Beef Stroganoff has had its heyday: terribly popular with both restaurant chefs and dinner party hostesses of the 1950’s to 70’s, I can’t remember the last time I saw it on a menu or dinner table. It’s been relegated to buffet dishes and ready meals, beige and bland, insipid and gloopy. It sits in canteen chafing dishes, or is blitzed in the microwave, until it’s rubbery, grey, congealed. No wonder we don’t think of it fondly. Of course, that’s not how it should be.
True beef Stroganoff is a treat: punchy and rich, with a silky brandy-spiked sauce made from beef stock, sour cream and mustard, covering sautéed onions and mushrooms and impossibly tender, rare meat. It’s a luxury dish, made with expensive cuts. But then, it should be, as it has lofty heritage. The origin story frequently given is that the dish was created in 1891 by a French chef working in the kitchens of Count Pavel Alexandrovich Stroganov. This chef created the dish for a cookery competition and (cannily or sycophantically; you choose) named the dish after his employer.

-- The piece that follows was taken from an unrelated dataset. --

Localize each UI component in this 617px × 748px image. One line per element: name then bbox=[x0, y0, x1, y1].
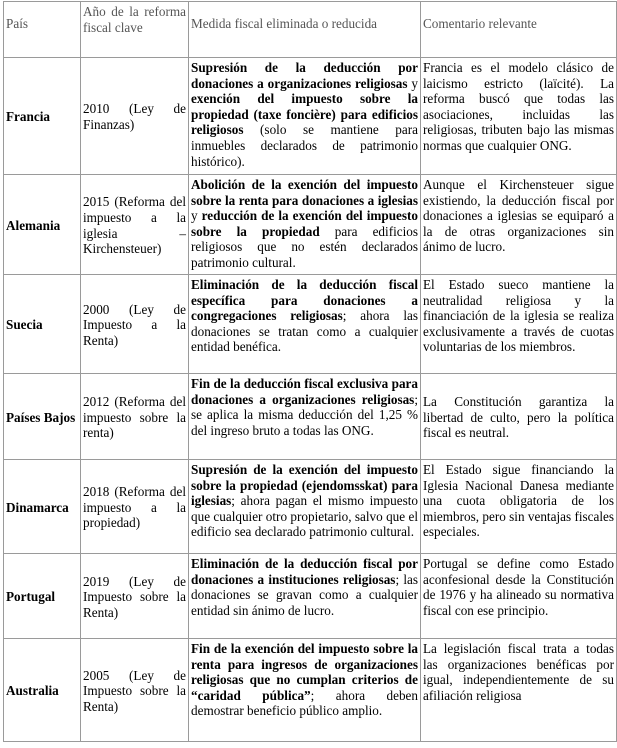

In this story, the Count is often ageing, and the strips of beef used in the dish were to account for his near-toothlessness. But, alas, this is not quite true. In 1891, the Count in question would have been 117 years old – which would seem pretty implausible, even if he hadn’t already died in battle 74 years earlier. But there are kernels of truth in the tall tale: the dish was named after the powerful Stroganov family, which was the wealthiest dynasty in Russia, from the time of Ivan the Terrible until the fall of Tsarist Russia. And the dish did win a St Petersburg cookery competition in 1891, put forward by a French chef called Charles Briere under the title ‘beef Stroganov’.